1. An instrument for collecting a fluid sample comprising:
a collector for collecting said fluid sample using capillary forces; and
a reservoir of diluent incorporated into said instrument for diluting said fluid sample.
2. The instrument of claim 1, wherein said reservoir of diluent is fluid communication with said collector so as to mix diluent with said sample when said sample is expelled from said instrument.
3. The instrument of claim 2, further comprising a chamber to which pressure is applied, said chamber being in fluid communication with said diluent reservoir so as to force diluent into and through said collector when said pressure is applied.
4. The instrument of claim 3, wherein said chamber is a flexible squeeze chamber and said pressure is applied by compressing said flexible squeeze chamber.
5. The instrument of claim 3, wherein said chamber comprises a plunger and said pressure is applied through movement of said plunger.
6. The instrument of claim 1, further comprising a break feature disposed along a capillary of said collector, said break feature disrupting said capillary forces.
7. The instrument of claim 6, wherein said break feature is located at a point along said capillary corresponding to a specific desired sample quantity.
8. The instrument of claim 6, wherein said break feature comprises a widening of said capillary.
9. The instrument of claim 6, wherein said break feature comprises a hole in said collector.
10. The instrument of claim 9, wherein said hole is covered with a gas-permeable membrane.
11. The instrument of claim 1, further comprising a filter removeably disposed on said collector so as to filter said fluid sample when said sample is expelled from said instrument.
12. The instrument of claim 10, wherein said filter filters plasma from whole blood.
13. A method of collecting a fluid sample, said method comprising:
collecting said fluid sample with an instrument using capillary forces; and
diluting said fluid sample in said instrument with a reservoir of diluent incorporated into said instrument.
14. The method of claim 13, wherein said fluid sample is blood.
15. The method of claim 13, further comprising flushing said fluid sample from a collector using diluent from said reservoir such that said sample is diluted with said diluent.
16. The method of claim 15, further comprising expelling said diluted sample from said instrument to analysis equipment.
17. The method of claim 13, further comprising applying pressure with a chamber in fluid communication with said diluent reservoir so as to force diluent into and through a collector containing said sample.
18. The method of claim 17, wherein said chamber is a flexible squeeze chamber, and said method further comprises compressing said flexible squeeze chamber.

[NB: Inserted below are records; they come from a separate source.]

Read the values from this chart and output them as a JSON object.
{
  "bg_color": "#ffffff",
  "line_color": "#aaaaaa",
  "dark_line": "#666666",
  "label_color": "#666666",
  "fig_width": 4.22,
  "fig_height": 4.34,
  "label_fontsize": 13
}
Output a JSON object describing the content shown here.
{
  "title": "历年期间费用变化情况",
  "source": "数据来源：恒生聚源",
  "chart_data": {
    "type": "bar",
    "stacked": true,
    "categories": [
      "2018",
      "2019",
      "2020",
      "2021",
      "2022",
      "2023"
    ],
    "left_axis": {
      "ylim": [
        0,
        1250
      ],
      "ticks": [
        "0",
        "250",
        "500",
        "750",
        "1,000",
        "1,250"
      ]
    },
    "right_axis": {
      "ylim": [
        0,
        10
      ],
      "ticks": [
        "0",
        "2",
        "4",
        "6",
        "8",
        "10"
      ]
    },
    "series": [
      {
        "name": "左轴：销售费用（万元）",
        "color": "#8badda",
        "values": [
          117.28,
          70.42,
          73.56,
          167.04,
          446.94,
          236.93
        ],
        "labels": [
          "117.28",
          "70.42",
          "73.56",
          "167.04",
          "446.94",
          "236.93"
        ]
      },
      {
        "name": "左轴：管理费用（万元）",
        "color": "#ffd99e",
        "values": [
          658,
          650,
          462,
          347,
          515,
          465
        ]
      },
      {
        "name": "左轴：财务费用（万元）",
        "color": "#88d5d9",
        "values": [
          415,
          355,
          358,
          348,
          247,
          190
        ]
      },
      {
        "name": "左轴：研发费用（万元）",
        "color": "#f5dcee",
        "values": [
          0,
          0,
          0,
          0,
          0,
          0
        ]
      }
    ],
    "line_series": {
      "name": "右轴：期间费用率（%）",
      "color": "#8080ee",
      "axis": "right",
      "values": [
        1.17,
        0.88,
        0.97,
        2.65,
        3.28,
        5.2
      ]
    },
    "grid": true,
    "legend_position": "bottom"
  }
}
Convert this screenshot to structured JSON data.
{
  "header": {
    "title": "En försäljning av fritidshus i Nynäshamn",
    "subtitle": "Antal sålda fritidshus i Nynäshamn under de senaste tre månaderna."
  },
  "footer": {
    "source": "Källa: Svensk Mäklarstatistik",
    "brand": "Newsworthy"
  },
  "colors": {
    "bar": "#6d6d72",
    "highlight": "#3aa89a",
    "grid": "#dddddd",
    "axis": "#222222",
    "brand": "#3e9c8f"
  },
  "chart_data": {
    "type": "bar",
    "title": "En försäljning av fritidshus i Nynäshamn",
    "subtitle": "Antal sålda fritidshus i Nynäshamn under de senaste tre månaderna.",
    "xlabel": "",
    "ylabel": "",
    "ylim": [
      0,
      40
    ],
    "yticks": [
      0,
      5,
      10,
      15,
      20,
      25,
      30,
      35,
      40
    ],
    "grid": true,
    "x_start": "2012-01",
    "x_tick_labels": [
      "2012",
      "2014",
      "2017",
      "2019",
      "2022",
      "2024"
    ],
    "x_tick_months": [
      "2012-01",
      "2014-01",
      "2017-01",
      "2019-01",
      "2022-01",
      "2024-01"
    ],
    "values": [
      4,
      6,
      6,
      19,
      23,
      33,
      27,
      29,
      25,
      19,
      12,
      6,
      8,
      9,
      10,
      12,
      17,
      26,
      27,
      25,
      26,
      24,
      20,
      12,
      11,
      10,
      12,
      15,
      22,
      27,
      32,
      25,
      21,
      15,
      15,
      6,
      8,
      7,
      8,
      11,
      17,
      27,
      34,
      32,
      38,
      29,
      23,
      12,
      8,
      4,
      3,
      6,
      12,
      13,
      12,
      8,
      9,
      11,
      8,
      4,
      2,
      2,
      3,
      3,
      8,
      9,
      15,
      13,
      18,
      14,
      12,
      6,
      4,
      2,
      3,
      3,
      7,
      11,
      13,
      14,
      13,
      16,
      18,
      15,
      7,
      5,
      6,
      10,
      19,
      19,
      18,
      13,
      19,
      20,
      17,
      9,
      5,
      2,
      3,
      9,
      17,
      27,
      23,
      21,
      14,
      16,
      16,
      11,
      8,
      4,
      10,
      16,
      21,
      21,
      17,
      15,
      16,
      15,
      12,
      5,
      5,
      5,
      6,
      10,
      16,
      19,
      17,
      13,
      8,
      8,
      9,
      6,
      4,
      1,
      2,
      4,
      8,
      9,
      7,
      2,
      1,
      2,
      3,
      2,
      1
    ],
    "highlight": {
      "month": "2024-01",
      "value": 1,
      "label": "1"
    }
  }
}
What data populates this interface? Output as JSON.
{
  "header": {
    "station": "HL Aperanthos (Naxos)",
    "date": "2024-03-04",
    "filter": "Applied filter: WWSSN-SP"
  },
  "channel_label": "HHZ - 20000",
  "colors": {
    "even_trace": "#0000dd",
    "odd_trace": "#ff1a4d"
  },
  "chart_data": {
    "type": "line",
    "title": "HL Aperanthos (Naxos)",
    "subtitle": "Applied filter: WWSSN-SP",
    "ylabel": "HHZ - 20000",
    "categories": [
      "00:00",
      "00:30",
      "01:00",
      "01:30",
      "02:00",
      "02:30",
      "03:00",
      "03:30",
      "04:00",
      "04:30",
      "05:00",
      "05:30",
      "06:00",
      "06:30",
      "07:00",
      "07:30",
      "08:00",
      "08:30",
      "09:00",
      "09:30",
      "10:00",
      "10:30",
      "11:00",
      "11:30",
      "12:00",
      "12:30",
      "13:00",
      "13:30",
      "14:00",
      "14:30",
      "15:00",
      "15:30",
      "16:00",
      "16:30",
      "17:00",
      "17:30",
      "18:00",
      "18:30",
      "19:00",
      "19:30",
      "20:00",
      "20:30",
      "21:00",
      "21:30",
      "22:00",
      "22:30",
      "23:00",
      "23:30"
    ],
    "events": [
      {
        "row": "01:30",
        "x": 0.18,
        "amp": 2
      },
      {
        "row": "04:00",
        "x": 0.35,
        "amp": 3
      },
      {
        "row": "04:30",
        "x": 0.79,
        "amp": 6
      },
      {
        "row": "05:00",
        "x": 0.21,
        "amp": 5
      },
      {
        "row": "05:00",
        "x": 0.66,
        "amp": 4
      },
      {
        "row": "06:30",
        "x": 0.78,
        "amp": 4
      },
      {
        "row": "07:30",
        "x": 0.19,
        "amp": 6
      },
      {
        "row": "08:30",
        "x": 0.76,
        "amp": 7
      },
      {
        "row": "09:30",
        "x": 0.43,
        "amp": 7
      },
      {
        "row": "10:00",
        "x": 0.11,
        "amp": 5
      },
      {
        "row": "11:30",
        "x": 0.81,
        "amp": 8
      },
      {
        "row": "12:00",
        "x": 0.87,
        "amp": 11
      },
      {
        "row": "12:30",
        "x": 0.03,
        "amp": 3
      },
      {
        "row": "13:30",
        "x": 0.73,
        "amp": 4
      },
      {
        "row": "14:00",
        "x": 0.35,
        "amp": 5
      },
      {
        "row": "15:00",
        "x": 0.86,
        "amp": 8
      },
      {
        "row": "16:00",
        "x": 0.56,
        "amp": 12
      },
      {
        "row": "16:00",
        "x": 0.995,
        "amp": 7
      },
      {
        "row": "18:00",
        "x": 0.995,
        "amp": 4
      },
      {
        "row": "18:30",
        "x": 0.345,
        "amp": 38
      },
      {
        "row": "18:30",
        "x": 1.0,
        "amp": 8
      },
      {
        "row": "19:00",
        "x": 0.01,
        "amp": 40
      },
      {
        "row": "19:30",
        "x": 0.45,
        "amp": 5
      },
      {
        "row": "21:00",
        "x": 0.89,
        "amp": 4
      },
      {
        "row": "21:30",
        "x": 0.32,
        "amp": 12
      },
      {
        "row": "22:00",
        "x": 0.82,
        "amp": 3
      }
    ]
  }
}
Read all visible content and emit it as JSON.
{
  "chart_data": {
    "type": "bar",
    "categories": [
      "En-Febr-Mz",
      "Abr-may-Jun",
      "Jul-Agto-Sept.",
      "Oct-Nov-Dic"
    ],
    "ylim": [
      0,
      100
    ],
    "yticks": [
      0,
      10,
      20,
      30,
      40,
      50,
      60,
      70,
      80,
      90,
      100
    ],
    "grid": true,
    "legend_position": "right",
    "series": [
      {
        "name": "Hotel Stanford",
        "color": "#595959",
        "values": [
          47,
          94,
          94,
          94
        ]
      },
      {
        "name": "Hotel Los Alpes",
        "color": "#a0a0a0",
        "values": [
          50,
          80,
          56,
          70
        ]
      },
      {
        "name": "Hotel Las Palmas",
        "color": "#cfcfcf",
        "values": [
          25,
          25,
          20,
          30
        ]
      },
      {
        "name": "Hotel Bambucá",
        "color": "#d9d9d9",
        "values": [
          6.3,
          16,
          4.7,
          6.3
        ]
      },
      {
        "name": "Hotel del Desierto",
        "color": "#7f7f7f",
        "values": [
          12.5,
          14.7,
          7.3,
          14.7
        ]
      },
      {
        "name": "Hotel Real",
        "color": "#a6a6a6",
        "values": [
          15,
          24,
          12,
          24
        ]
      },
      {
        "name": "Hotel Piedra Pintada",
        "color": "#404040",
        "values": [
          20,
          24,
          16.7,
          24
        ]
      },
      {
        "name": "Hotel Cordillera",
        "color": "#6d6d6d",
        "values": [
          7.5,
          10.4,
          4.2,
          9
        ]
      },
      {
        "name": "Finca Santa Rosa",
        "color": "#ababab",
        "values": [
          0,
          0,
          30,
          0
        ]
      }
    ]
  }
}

19. The method of claim 17, wherein said chamber comprises a plunger, and said method further comprises pressing said plunger to apply said pressure.
20. The method of claim 13, further comprising collecting said sample so as to fill a capillary of said instrument up to a break feature disposed along said capillary, said break feature disrupting said capillary forces.
21. The method of claim 20, wherein said break feature is located at a point along said capillary corresponding to a specific desired sample quantity.
22. The method of claim 20, wherein said break feature comprises a widening of said capillary.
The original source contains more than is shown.